As the album reached its end with “Tongue Tied”, the second to last track, it was shown with the dynamic and elements immediately shown in the song that the album was winding down. While earlier we mentioned Painkillers sounds similar to A Day To Remember’s newer and heavier style, “Tongue Tied” very strongly brings back memories of ADTR’s “If It Means A Lot To You” with its acoustic styles. Guest vocals from Yvette Young of Covet officially made this one of the most interesting songs during our “Gone Are The Good Days” review.

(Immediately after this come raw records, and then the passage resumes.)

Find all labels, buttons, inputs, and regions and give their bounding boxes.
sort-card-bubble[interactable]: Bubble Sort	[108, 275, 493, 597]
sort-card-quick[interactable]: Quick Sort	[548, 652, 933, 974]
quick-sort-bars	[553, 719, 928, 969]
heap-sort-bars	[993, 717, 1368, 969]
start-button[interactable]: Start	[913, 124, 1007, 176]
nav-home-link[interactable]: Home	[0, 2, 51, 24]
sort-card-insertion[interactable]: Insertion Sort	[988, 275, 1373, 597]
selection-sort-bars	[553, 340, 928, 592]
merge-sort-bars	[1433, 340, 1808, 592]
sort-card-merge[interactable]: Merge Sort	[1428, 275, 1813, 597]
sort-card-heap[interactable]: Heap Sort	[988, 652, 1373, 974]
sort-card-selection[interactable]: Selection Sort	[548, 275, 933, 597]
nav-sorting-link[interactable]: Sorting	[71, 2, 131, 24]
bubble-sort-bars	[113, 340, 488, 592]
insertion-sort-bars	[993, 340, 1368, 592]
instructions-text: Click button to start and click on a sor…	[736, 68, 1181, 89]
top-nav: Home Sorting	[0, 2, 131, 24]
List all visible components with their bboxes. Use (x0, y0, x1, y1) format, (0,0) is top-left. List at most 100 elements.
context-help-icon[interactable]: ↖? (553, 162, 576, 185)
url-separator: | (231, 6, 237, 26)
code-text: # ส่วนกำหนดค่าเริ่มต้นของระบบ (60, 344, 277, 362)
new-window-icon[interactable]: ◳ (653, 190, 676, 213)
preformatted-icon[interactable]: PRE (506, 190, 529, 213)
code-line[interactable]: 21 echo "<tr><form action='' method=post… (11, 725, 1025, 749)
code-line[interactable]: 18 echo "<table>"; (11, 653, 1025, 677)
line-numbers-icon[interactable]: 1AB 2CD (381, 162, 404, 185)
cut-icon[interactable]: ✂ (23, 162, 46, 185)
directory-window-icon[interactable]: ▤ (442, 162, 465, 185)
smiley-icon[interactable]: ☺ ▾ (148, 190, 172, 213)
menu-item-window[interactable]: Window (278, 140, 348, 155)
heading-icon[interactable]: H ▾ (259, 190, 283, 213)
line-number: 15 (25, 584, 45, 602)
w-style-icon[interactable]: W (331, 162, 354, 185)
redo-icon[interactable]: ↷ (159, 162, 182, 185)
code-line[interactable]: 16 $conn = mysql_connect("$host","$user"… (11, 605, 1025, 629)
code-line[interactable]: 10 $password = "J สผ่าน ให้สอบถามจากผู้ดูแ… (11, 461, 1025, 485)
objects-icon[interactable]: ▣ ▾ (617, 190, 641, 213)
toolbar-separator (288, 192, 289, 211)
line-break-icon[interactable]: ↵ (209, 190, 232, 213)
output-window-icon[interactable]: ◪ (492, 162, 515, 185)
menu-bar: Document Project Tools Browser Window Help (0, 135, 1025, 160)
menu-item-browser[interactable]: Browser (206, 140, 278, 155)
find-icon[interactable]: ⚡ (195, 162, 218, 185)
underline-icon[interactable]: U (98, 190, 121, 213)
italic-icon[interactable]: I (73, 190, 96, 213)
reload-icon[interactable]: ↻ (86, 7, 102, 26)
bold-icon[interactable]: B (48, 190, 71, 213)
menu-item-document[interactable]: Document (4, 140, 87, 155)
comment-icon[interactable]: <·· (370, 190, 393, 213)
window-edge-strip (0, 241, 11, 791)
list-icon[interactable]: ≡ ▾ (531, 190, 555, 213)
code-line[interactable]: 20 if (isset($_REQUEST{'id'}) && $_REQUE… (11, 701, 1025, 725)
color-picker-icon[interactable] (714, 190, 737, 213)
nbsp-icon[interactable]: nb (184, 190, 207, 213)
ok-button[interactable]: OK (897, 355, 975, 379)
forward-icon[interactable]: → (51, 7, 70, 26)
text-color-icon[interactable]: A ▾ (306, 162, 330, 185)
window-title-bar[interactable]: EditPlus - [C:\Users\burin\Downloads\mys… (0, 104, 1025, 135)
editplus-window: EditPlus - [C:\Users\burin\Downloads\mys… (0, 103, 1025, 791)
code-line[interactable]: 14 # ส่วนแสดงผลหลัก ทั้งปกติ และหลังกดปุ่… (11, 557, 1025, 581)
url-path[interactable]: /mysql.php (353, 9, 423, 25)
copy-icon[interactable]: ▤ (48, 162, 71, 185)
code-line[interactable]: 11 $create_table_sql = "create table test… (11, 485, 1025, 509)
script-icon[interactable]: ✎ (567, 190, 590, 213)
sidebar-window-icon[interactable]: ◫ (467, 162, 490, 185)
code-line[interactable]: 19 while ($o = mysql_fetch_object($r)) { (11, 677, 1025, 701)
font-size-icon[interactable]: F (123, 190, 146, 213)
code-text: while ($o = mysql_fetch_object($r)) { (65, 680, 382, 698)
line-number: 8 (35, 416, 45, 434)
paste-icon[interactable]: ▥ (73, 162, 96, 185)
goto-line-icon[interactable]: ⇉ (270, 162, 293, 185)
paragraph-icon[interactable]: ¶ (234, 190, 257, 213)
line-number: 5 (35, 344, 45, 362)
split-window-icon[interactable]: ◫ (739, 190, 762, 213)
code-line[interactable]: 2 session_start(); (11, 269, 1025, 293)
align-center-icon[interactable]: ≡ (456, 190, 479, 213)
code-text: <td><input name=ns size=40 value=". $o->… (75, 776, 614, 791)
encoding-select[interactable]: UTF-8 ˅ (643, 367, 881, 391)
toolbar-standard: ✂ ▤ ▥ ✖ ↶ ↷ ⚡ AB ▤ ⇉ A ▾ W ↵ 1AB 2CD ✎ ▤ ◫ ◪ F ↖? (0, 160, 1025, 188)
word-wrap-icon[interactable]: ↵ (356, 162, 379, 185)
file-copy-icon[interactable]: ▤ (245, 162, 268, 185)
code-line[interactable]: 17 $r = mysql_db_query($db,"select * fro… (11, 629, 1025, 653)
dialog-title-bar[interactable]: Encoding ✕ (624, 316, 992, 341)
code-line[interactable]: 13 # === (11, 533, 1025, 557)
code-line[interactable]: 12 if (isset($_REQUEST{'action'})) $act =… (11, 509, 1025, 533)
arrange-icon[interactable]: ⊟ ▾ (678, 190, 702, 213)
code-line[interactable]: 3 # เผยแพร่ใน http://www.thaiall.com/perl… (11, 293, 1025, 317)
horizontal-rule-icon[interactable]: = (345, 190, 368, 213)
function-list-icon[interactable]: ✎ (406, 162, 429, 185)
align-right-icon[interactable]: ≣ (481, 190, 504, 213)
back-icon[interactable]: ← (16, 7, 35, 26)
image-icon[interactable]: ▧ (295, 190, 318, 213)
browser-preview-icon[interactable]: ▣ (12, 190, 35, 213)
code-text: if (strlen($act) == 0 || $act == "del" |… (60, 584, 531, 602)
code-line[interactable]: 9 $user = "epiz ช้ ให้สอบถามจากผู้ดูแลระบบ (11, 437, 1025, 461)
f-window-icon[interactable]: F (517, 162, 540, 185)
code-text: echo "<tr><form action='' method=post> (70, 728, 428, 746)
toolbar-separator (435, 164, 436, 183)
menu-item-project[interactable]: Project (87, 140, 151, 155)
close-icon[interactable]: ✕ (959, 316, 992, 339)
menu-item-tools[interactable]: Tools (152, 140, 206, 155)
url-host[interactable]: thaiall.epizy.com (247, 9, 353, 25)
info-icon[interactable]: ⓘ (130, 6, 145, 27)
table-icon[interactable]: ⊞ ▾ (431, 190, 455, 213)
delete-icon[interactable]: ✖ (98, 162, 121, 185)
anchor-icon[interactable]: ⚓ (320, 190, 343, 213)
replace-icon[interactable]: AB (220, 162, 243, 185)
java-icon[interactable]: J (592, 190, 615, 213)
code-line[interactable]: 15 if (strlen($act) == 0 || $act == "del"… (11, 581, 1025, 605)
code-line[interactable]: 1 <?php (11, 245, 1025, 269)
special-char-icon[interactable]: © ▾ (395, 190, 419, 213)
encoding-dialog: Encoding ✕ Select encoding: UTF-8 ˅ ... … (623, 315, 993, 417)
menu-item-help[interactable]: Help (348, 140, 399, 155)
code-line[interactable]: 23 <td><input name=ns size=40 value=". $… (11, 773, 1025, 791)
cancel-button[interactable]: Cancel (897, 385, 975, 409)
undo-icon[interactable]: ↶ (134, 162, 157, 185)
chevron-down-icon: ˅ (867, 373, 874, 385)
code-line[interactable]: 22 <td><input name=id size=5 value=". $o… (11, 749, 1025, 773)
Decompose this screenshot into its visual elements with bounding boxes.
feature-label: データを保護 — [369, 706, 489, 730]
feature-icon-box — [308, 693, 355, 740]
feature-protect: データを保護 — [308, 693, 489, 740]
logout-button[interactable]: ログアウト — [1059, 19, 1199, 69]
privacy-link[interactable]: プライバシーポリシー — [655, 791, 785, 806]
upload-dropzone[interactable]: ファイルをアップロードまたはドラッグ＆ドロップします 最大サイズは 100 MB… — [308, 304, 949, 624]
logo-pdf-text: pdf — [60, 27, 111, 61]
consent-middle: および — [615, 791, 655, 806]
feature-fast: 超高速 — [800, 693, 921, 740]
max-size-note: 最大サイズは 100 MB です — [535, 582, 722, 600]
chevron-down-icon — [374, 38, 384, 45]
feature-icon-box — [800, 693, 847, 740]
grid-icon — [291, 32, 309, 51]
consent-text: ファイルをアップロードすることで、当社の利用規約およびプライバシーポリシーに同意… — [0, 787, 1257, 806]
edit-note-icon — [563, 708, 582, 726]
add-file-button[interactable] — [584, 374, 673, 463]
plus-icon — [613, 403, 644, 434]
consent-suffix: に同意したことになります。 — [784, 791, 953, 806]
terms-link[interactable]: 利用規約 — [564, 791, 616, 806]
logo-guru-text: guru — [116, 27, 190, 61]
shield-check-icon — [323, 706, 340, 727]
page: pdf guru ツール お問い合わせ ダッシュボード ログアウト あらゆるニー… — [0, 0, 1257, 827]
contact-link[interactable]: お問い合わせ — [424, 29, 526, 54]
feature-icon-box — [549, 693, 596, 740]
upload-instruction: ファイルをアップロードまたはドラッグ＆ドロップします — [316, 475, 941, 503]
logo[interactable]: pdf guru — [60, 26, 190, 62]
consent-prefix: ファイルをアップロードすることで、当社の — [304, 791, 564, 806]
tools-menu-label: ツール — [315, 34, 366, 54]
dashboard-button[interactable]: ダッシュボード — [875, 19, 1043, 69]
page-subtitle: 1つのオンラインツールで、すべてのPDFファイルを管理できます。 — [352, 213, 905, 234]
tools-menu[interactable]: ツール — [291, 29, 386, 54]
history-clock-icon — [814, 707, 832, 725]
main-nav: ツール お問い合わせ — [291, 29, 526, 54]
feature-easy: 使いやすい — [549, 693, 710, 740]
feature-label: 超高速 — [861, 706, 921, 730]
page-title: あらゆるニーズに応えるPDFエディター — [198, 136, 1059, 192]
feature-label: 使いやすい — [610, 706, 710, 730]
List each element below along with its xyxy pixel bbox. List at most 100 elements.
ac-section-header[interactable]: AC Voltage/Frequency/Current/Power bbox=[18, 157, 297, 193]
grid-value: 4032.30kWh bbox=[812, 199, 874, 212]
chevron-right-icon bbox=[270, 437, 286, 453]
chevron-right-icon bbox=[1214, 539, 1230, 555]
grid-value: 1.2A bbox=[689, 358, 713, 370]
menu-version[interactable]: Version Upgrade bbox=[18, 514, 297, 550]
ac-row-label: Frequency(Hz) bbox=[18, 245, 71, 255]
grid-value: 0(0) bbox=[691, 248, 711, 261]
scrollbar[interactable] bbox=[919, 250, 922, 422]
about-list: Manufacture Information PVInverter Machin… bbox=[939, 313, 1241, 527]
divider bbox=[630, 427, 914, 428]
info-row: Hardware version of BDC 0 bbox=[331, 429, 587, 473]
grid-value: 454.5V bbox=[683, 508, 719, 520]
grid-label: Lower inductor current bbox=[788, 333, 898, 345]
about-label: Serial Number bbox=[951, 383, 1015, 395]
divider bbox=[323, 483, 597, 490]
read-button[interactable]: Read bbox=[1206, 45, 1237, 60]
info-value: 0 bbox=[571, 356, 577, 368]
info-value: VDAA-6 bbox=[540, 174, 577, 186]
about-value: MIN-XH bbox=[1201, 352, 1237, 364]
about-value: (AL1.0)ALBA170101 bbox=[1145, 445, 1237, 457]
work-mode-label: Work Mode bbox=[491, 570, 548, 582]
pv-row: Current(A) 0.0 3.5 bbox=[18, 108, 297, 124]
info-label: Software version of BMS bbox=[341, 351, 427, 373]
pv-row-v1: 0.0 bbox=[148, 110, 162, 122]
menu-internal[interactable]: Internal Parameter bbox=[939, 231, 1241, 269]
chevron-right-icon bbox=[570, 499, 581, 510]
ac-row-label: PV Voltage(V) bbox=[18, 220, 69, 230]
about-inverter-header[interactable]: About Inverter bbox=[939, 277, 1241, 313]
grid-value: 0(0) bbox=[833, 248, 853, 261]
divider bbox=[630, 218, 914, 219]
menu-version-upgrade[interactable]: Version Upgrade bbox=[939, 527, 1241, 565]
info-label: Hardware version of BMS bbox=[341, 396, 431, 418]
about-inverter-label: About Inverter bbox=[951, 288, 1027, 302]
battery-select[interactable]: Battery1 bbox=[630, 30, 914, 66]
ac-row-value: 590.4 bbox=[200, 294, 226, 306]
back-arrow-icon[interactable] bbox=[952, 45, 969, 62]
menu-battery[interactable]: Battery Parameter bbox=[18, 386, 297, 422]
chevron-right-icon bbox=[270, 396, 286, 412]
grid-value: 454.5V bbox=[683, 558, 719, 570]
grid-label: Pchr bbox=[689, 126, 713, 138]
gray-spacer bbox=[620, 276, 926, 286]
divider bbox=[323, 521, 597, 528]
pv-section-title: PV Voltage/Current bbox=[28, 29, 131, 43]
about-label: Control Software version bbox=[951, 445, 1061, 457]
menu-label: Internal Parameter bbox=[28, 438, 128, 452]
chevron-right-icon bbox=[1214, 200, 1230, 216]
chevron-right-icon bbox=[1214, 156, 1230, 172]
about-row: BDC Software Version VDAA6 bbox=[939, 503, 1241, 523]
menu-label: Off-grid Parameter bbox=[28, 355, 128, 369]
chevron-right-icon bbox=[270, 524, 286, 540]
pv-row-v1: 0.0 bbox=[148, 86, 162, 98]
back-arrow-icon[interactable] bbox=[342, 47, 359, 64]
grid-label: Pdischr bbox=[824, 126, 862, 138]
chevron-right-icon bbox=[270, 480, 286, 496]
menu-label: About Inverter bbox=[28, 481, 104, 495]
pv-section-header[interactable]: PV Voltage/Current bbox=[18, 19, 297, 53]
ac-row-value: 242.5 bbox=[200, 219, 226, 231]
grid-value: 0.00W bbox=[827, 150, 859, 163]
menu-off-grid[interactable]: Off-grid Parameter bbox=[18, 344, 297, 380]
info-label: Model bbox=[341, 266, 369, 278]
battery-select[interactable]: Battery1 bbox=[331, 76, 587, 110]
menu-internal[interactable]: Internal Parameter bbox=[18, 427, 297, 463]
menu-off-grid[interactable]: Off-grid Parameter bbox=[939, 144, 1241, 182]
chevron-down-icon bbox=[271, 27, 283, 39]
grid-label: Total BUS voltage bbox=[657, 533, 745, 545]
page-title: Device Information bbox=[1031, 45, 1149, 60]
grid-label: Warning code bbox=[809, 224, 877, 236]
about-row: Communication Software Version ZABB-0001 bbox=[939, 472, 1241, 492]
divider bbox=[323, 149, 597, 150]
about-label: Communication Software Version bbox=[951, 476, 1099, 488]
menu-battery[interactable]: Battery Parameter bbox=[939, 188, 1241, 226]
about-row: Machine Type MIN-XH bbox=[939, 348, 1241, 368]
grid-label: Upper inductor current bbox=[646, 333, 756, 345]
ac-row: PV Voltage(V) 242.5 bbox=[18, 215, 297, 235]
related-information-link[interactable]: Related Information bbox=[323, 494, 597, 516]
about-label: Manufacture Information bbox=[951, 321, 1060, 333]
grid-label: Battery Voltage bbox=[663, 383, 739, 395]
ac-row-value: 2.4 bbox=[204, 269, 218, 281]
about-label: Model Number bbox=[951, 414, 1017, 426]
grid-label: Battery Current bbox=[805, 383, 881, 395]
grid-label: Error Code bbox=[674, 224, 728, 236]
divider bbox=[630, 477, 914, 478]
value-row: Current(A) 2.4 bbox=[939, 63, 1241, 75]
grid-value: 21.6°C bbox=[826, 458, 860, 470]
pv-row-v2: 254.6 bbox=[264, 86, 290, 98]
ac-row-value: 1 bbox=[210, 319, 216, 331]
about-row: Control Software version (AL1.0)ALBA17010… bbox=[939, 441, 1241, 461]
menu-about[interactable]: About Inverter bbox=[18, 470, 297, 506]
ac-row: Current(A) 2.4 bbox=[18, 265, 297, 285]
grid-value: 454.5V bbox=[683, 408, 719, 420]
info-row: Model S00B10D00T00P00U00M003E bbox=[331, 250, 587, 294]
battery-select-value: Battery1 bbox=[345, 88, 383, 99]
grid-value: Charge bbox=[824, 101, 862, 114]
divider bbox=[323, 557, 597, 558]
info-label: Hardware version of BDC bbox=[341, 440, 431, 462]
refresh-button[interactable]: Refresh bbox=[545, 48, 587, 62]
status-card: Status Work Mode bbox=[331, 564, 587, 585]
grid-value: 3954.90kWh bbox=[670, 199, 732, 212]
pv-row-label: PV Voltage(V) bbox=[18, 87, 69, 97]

Finally, we were left with the perfectly titled finale to the album “Fin.” which started off with and filled the first 20 seconds of the song with some immediately interesting production style drum sounds that lead into what is known as a classic Chunk No Captain Chunk style intro. From there the song went into a fast frenzy and then steady, boppy guitars and drum patterns and continued to keep that bouncy pattern until about a minute left when the song started to feel it was reaching its total conclusion. While “Fin.” unfortunately didn’t lead into any sort of epic breakdown or hardcore element, it still closed the album outright and kept the album on a positive note.